The final event of Latino Heritage Month, an observance for Day of the Dead, took place Tuesday in the University Ballroom of the Martin Luther King Jr. University Union from 6 to 7:30 p.m.
It was a well-attended event that included free hot chocolate and conchas for attendees.
Latino Heritage month is every year from Sept.15 to Oct. 15. While this event is not within the month, it is important in Latinx cultures.
Elizabeth Lemus, a Spanish professor, said that the event was a way to share Mexican culture on campus.
“Día de los Muertos is an important celebration to commemorate and remember those relatives and friends who have departed,” Lemus said. “It is an excellent way to learn about culture because this is a great celebration in Mexico.
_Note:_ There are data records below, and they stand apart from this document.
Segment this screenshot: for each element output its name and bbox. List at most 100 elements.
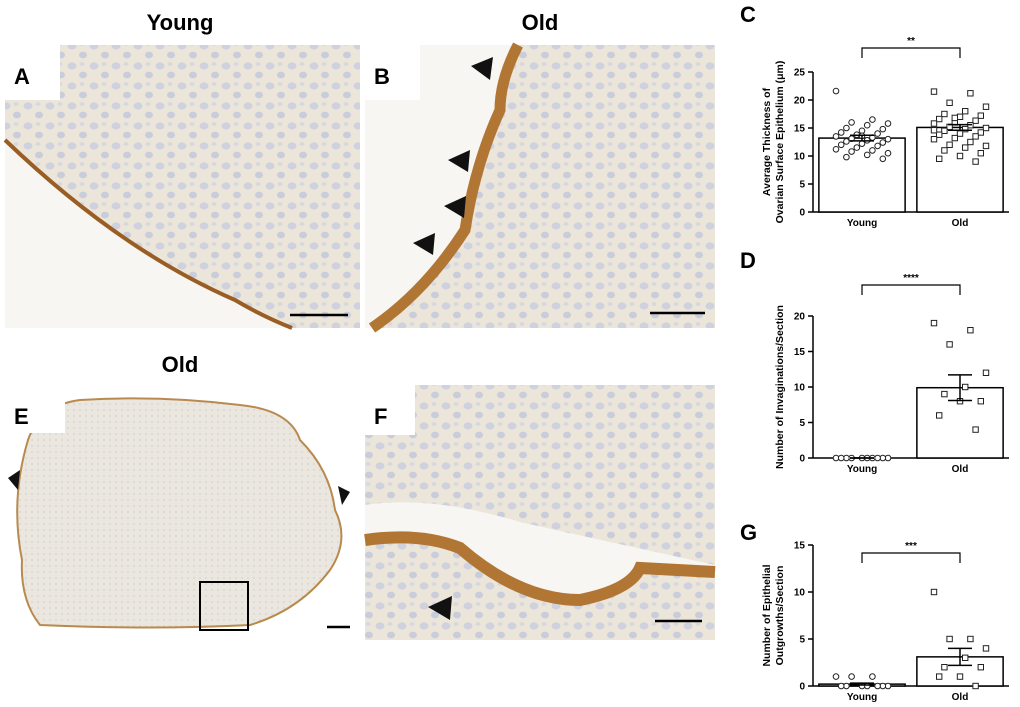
data-point bbox=[946, 99, 953, 106]
data-point bbox=[930, 588, 938, 596]
y-axis-label: Outgrowths/Section bbox=[774, 566, 786, 666]
data-point bbox=[972, 426, 979, 433]
data-point bbox=[956, 113, 964, 120]
data-point bbox=[982, 103, 990, 110]
micrograph-b bbox=[365, 42, 715, 333]
y-tick-label: 5 bbox=[799, 635, 805, 646]
data-point bbox=[843, 138, 850, 145]
significance-label: *** bbox=[905, 541, 917, 552]
data-point bbox=[832, 673, 840, 680]
data-point bbox=[843, 124, 850, 132]
data-point bbox=[977, 664, 984, 671]
data-point bbox=[951, 114, 958, 122]
x-tick-label: Young bbox=[847, 218, 877, 229]
data-point bbox=[941, 147, 948, 154]
data-point bbox=[863, 121, 871, 129]
data-point bbox=[936, 673, 943, 680]
data-point bbox=[832, 133, 840, 140]
data-point bbox=[930, 120, 938, 127]
data-point bbox=[962, 125, 969, 133]
panel-label: C bbox=[740, 2, 756, 27]
data-point bbox=[837, 454, 845, 462]
data-point bbox=[941, 390, 948, 398]
data-point bbox=[843, 153, 850, 161]
data-point bbox=[977, 398, 984, 405]
panel-label: F bbox=[374, 404, 387, 429]
y-tick-label: 20 bbox=[794, 312, 806, 323]
data-point bbox=[936, 155, 943, 163]
data-point bbox=[832, 87, 840, 95]
data-point bbox=[837, 129, 845, 136]
data-point bbox=[869, 147, 876, 154]
y-tick-label: 10 bbox=[794, 152, 806, 163]
y-tick-label: 15 bbox=[794, 347, 806, 358]
data-point bbox=[946, 635, 953, 643]
data-point bbox=[956, 673, 964, 680]
data-point bbox=[962, 144, 969, 151]
micrograph-f bbox=[364, 385, 716, 640]
significance-bracket bbox=[861, 47, 961, 58]
data-point bbox=[936, 115, 943, 123]
data-point bbox=[977, 129, 984, 136]
panel-title: Old bbox=[522, 10, 559, 35]
data-point bbox=[832, 145, 840, 153]
data-point bbox=[930, 136, 938, 143]
data-point bbox=[956, 152, 964, 160]
data-point bbox=[848, 673, 855, 680]
y-axis-label: Ovarian Surface Epithelium (μm) bbox=[774, 61, 786, 224]
data-point bbox=[941, 110, 948, 118]
data-point bbox=[848, 119, 855, 126]
data-point bbox=[982, 142, 990, 150]
data-point bbox=[941, 664, 948, 671]
data-point bbox=[884, 135, 892, 143]
x-tick-label: Young bbox=[847, 692, 877, 703]
significance-label: ** bbox=[907, 36, 915, 47]
y-tick-label: 10 bbox=[794, 588, 806, 599]
x-tick-label: Old bbox=[952, 218, 969, 229]
bar bbox=[818, 137, 906, 213]
y-axis-label: Average Thickness of bbox=[761, 87, 773, 196]
data-point bbox=[982, 645, 990, 652]
data-point bbox=[951, 134, 958, 142]
y-tick-label: 25 bbox=[794, 68, 806, 79]
y-tick-label: 0 bbox=[799, 454, 805, 465]
bar bbox=[916, 126, 1004, 213]
data-point bbox=[936, 412, 943, 419]
micrograph-a bbox=[3, 45, 360, 330]
data-point bbox=[884, 120, 892, 127]
significance-bracket bbox=[861, 284, 961, 295]
y-axis-label: Number of Invaginations/Section bbox=[774, 305, 786, 469]
data-point bbox=[874, 130, 881, 137]
panel-label: D bbox=[740, 248, 756, 273]
panel-title: Old bbox=[162, 352, 199, 377]
y-tick-label: 15 bbox=[794, 541, 806, 552]
data-point bbox=[962, 654, 969, 661]
data-point bbox=[967, 90, 974, 97]
data-point bbox=[972, 117, 979, 124]
data-point bbox=[874, 142, 881, 150]
panel-label: G bbox=[740, 520, 757, 545]
data-point bbox=[930, 127, 938, 134]
data-point bbox=[956, 130, 964, 137]
data-point bbox=[936, 131, 943, 138]
data-point bbox=[853, 144, 861, 151]
y-tick-label: 0 bbox=[799, 208, 805, 219]
y-axis-label: Number of Epithelial bbox=[761, 564, 773, 666]
data-point bbox=[946, 341, 953, 348]
data-point bbox=[967, 138, 974, 146]
data-point bbox=[869, 116, 876, 123]
y-tick-label: 5 bbox=[799, 180, 805, 191]
panel-title: Young bbox=[147, 10, 214, 35]
data-point bbox=[874, 454, 881, 462]
data-point bbox=[879, 155, 887, 163]
panel-label: B bbox=[374, 64, 390, 89]
x-tick-label: Young bbox=[847, 464, 877, 475]
y-tick-label: 5 bbox=[799, 418, 805, 429]
data-point bbox=[837, 682, 845, 690]
data-point bbox=[977, 112, 984, 119]
data-point bbox=[869, 673, 876, 680]
data-point bbox=[884, 149, 892, 157]
significance-bracket bbox=[861, 552, 961, 563]
x-tick-label: Old bbox=[952, 692, 969, 703]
And here we start to share that piece of culture with our students in this university campus.”
One of the aspects of Día de los Muertos is having ofrendas, or offerings, for friends and family that have passed.
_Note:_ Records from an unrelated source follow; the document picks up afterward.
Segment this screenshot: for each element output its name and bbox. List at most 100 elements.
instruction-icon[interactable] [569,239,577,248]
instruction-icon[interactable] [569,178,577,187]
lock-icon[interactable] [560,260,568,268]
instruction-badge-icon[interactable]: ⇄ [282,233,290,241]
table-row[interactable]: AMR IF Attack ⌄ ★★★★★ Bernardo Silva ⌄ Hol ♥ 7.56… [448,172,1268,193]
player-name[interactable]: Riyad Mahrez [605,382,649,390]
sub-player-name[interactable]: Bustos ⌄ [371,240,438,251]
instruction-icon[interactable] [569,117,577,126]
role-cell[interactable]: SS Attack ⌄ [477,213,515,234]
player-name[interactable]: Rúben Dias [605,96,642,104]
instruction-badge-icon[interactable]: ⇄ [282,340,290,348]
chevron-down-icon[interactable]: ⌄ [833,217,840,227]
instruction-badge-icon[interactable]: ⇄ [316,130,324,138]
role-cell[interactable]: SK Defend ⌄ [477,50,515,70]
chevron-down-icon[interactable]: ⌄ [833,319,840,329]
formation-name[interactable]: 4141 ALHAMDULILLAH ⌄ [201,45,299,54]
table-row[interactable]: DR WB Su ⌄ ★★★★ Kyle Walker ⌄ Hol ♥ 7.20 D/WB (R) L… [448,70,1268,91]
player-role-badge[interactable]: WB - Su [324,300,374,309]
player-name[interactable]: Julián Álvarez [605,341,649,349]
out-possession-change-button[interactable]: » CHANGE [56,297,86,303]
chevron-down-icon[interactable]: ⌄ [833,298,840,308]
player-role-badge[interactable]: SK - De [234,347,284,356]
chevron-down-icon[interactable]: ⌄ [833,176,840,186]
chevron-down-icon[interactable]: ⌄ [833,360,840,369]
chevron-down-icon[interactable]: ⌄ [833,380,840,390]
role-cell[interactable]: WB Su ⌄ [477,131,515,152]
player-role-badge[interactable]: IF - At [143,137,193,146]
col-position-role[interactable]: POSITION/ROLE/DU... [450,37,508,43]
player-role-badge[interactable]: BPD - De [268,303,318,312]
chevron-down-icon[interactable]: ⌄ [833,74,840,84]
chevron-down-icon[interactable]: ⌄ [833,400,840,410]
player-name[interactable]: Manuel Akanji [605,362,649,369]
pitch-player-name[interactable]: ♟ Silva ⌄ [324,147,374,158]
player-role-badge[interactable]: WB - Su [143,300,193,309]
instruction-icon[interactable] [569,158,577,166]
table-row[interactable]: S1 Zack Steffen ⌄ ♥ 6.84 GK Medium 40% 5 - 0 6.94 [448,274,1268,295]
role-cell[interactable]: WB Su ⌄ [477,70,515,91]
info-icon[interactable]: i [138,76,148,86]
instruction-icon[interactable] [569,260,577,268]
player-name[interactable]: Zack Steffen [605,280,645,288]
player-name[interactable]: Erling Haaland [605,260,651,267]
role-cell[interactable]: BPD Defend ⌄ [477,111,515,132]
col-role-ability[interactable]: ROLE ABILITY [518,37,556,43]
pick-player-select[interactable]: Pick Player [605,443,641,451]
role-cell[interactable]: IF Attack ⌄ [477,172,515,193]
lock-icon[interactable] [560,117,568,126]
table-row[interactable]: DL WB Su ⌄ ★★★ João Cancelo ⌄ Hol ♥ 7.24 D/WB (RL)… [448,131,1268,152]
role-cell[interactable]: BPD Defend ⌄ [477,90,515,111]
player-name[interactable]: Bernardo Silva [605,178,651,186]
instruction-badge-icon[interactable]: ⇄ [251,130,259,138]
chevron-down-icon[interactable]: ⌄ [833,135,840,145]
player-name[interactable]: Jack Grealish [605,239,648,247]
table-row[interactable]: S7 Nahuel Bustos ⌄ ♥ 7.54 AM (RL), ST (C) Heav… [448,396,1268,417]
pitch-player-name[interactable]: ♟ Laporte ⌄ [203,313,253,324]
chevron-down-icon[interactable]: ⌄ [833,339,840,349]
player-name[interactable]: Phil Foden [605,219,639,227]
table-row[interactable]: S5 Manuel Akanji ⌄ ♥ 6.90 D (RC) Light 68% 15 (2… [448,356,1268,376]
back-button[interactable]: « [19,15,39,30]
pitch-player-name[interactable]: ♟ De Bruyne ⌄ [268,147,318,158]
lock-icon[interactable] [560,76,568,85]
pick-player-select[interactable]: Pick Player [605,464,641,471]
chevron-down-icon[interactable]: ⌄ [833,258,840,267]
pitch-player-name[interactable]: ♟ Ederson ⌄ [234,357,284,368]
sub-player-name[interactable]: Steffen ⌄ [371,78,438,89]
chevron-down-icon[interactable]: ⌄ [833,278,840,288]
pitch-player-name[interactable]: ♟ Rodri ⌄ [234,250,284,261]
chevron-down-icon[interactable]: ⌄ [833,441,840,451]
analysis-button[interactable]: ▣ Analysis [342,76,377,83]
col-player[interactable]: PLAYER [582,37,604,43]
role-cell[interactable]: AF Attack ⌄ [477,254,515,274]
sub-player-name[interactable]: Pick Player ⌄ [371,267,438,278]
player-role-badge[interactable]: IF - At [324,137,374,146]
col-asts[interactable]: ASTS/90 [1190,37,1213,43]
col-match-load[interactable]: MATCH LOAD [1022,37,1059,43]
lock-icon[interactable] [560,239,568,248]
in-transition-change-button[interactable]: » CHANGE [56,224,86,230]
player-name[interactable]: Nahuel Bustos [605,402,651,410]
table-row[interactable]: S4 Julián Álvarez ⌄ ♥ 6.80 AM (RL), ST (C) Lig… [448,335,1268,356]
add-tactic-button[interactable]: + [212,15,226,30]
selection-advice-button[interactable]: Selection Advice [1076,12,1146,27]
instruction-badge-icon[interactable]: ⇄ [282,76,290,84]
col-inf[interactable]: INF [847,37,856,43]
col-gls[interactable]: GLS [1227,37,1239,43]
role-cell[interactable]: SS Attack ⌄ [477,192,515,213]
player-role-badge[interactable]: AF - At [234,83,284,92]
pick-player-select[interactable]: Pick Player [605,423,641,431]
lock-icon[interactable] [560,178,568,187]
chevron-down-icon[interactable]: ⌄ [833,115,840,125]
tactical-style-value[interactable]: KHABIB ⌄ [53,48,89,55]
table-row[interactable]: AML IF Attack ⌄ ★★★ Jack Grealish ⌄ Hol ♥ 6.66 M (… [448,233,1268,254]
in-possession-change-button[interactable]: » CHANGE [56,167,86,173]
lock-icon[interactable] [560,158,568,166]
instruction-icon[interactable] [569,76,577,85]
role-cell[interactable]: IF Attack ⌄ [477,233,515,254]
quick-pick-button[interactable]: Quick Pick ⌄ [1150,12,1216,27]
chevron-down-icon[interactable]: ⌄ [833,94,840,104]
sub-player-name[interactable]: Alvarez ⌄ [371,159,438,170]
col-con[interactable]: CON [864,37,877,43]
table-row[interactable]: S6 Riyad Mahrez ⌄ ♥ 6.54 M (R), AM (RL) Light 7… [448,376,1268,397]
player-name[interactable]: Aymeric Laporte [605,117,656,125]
There were ofrendas and signs detailing the culture of Día de los Muertos as part of Tuesday’s observance.
One of the ofrendas at the event was sponsored by Eastern’s chapter of Sigma Delta Pi, a Spanish honors fraternity.
Bri Bartosz, a senior communication disorders and sciences major, said it detailed missing indigenous women who do not get much news coverage.
“We kind of got the idea from the Gabby Petito case,” Bartosz said. “At least that’s what I was thinking about. One person gets all this coverage, but what about all the thousands and thousands of people from indigenous communities that don’t get that same coverage?”
Gabby Petito was a woman whose story received national attention after she went missing earlier this year. Her remains were found weeks later.
Through these ofrendas, attendees of the event could reflect on Latino culture.
“I think that our beliefs are that our relatives will always live as long as we commemorate and celebrate their lives,” Lemus said. “So it is important for everyone and especially our Latino culture. It is very important to remember and keep in our memories all of those who are departed.”
University President Glassman was also in attendance at the event.
“I came to the event because I always like to come to the Día de los Muertos celebration that we have and see the various tables,” said Glassman.
Día de los Muertos is also important for families and communities to be able to come together.
“We celebrate people all year round,” said Glassman. “Latin American heritage, African American heritage, heritage of humanity does not end when a month ends, and so we embrace it. We have our celebration on campus, but our support and our commitment to diversity and inclusion is in every day.”
There were nine total ofrendas, including Sigma Delta Pi’s.
Others were from the Latin American Student Organization, EIU Pride and the Black Student Union.
There was also an ofrenda for Eastern student Jason Aguilar, who died Saturday. There was a crowd around Aguilar’s ofrenda.
Eric Davidson, interim director of Health and Counseling Services, was also at the observance.
Davidson said that counseling services have received many calls in relation to the recent death on campus, and that the organization is looking into starting a group therapy session focused on handling grief.
Davidson recommended that friends of Aguilar focus on the positive aspects of his life and who he was, journal about what they are feeling and think about what makes them happy and grateful.
“His legacy lives through us and our memories of him, so it’s really important to talk about the good times, the positive memories, and the positive impact that Jason had,” Davidson said. “I would also say it’s important to interact with others. Don’t isolate oneself, don’t be alone, don’t silo yourself from the world. Part of the grieving process is best healed by sharing with others what’s happening.”
Davidson said that if anyone is depressed or down and thinking about hurting themselves or others, they should reach out to any of the resources on campus to talk to someone.
“When it comes to grief, everyone experiences it differently. Some people are grieving right now, and for others it may take days, weeks or even months before it hits them. We like to tell people that if you’re having an emotional response now, that’s okay. If you’re not having an emotional response, that’s okay too. I think talking to others is important and key- seeking support from others, seeking professional help if needed.”